Gao Guimin, Pierce Brandon L, Olopade Olufunmilayo I, Im Hae Kyung, Huo Dezheng
Department of Public Health Sciences, University of Chicago, Chicago, United States of America.
Department of Human Genetics, University of Chicago, Chicago, United States of America.
PLoS Genet. 2017 Sep 28;13(9):e1006727. doi: 10.1371/journal.pgen.1006727. eCollection 2017 Sep.

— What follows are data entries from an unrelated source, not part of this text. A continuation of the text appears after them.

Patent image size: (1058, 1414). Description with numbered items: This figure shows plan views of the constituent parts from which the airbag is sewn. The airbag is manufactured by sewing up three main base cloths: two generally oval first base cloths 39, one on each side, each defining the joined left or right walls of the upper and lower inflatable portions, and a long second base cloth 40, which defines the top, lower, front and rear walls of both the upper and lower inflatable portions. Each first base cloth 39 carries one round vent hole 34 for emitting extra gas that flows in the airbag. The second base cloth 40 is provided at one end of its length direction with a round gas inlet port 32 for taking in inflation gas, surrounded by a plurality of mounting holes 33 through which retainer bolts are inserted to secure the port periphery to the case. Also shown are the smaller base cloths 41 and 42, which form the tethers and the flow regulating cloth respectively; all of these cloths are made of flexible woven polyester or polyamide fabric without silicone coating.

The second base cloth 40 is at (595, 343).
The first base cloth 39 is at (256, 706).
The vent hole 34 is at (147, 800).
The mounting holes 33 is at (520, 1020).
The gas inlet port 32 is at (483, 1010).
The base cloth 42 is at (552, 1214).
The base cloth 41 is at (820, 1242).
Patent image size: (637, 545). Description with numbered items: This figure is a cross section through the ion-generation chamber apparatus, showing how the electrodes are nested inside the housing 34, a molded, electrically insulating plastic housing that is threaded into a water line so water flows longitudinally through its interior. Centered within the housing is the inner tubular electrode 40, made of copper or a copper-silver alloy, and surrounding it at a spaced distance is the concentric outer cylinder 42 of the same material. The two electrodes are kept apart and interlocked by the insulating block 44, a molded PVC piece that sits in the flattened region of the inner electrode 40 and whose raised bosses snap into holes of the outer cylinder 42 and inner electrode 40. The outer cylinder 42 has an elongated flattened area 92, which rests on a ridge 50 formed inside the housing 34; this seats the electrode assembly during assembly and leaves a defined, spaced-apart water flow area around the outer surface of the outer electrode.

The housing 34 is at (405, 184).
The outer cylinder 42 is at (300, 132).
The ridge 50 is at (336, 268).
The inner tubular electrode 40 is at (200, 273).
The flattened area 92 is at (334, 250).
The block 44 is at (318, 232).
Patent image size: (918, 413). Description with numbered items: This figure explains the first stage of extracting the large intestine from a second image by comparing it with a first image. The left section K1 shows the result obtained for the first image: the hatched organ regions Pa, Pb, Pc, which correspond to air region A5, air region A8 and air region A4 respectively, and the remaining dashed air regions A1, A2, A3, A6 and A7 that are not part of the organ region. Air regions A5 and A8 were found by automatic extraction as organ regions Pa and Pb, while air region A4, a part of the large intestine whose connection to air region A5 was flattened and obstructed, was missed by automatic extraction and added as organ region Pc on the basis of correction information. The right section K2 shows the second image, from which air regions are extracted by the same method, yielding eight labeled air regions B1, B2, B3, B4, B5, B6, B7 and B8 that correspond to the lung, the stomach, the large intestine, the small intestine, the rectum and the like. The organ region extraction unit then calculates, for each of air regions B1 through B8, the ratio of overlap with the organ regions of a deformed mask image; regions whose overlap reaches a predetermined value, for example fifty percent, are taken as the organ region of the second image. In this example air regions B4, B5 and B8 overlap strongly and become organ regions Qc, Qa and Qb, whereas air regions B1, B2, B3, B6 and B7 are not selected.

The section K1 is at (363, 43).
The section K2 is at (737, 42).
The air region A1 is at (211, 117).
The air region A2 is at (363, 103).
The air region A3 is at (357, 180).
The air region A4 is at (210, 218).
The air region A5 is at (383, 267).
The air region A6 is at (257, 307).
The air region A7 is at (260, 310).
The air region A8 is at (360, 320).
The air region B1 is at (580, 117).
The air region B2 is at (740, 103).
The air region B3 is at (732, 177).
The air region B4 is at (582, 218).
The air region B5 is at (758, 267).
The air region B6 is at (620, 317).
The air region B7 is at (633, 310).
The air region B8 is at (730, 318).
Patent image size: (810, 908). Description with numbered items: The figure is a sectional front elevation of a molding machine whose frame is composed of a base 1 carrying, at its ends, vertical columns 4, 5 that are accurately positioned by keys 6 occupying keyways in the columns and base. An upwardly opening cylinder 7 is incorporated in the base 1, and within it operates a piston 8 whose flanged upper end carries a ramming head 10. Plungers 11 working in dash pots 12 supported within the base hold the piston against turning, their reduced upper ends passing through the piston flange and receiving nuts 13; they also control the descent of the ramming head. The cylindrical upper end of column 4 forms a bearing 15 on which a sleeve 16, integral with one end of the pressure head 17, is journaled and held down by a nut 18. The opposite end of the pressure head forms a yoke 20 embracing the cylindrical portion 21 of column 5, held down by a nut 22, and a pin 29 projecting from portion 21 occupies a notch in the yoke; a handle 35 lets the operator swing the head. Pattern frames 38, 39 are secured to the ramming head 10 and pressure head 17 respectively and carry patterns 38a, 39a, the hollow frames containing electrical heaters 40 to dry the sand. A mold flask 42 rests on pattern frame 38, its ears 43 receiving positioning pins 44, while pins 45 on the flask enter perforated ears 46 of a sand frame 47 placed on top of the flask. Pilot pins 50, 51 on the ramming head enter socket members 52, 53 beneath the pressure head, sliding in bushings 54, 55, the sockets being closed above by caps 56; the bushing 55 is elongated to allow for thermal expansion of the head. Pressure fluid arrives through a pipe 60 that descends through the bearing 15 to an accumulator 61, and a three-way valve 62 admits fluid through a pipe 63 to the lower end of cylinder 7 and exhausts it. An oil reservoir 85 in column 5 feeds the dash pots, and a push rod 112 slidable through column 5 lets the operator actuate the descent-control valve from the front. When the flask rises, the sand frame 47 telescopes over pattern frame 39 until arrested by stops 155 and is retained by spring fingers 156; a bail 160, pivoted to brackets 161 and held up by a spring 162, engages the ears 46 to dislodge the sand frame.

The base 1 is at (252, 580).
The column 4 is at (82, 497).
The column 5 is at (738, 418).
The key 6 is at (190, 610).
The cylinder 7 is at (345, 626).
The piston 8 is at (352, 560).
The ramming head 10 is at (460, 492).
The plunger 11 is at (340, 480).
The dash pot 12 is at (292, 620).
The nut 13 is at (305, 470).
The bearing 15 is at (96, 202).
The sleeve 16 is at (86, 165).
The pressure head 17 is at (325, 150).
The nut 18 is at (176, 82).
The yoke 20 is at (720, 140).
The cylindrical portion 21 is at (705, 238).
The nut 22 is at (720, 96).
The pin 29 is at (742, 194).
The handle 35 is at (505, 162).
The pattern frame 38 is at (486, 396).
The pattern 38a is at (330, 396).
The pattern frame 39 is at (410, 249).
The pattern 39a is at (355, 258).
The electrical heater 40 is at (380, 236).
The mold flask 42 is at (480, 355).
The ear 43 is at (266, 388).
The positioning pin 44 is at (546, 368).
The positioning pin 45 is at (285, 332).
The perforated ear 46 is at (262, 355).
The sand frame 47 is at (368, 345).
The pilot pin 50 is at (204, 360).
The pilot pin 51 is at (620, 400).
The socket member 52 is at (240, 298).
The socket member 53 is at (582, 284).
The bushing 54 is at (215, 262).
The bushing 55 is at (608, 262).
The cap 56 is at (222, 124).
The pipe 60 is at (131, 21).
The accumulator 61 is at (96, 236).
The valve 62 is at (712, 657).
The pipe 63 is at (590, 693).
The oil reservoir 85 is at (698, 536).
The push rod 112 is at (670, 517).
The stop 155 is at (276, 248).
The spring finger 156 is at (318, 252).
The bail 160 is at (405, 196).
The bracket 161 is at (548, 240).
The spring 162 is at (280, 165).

Genome-wide association studies (GWAS) have identified more than 90 susceptibility loci for breast cancer, but the underlying biology of those associations needs to be further elucidated. More genetic factors for breast cancer are yet to be identified but sample size constraints preclude the identification of individual genetic variants with weak effects using traditional GWAS methods. To address this challenge, we utilized a gene-level expression-based method, implemented in the MetaXcan software, to predict gene expression levels for 11,536 genes using expression quantitative trait loci and examine the genetically-predicted expression of specific genes for association with overall breast cancer risk and estrogen receptor (ER)-negative breast cancer risk. Using GWAS datasets from a Challenge launched by National Cancer Institute, we identified TP53INP2 (tumor protein p53-inducible nuclear protein 2) at 20q11.22 to be significantly associated with ER-negative breast cancer (Z = -5.013, p = 5.35×10-7, Bonferroni threshold = 4.33×10-6). The association was consistent across four GWAS datasets, representing European, African and Asian ancestry populations. There are 6 single nucleotide polymorphisms (SNPs) included in the prediction of TP53INP2 expression and five of them were associated with estrogen-receptor negative breast cancer, although none of the SNP-level associations reached genome-wide significance. We conducted a replication study using a dataset outside of the Challenge, and found the association between TP53INP2 and ER-negative breast cancer was significant (p = 5.07x10-3). Expression of HP (16q22.2) showed a suggestive association with ER-negative breast cancer in the discovery phase (Z = 4.30, p = 1.70x10-5) although the association was not significant after Bonferroni adjustment. Of the 249 genes that are 250 kb within known breast cancer susceptibility loci identified from previous GWAS, 20 genes (8.0%) were statistically significant associated with ER-negative breast cancer (p<0.05), compared to 582 (5.2%) of 11,287 genes that are not close to previous GWAS loci. This study demonstrated that expression-based gene mapping is a promising approach for identifying cancer susceptibility genes.
全基因组关联研究(GWAS)已确定了90多个乳腺癌易感基因座,但其关联背后的生物学机制仍需进一步阐明。更多的乳腺癌遗传因素有待确定,但样本量的限制使得使用传统GWAS方法难以识别效应较弱的个体遗传变异。为应对这一挑战,我们利用MetaXcan软件中基于基因水平表达的方法,使用表达数量性状位点预测11536个基因的表达水平,并研究特定基因的遗传预测表达与总体乳腺癌风险和雌激素受体(ER)阴性乳腺癌风险的关联。利用美国国立癌症研究所发起的一项挑战中的GWAS数据集,我们发现位于20q11.22的TP53INP2(肿瘤蛋白p53诱导核蛋白2)与ER阴性乳腺癌显著相关(Z = -5.013,p = 5.35×10-7,Bonferroni阈值 = 4.33×10-6)。这种关联在代表欧洲、非洲和亚洲血统人群的四个GWAS数据集中是一致的。在TP53INP2表达预测中包含6个单核苷酸多态性(SNP),其中5个与雌激素受体阴性乳腺癌相关,尽管没有一个SNP水平的关联达到全基因组显著性。我们使用挑战之外的数据集进行了一项重复研究,发现TP53INP2与ER阴性乳腺癌之间的关联是显著的(p = 5.07x10-3)。在发现阶段,HP(16q22.2)的表达与ER阴性乳腺癌显示出提示性关联(Z = 4.30,p = 1.70x10-5),尽管在Bonferroni校正后该关联不显著。在先前GWAS确定的已知乳腺癌易感基因座内250 kb范围内的249个基因中,有20个基因(8.0%)与ER阴性乳腺癌有统计学显著关联(p<0.05),相比之下,在不靠近先前GWAS基因座的11287个基因中有582个(5.2%)有这种关联。这项研究表明,基于表达的基因定位是识别癌症易感基因的一种有前景方法。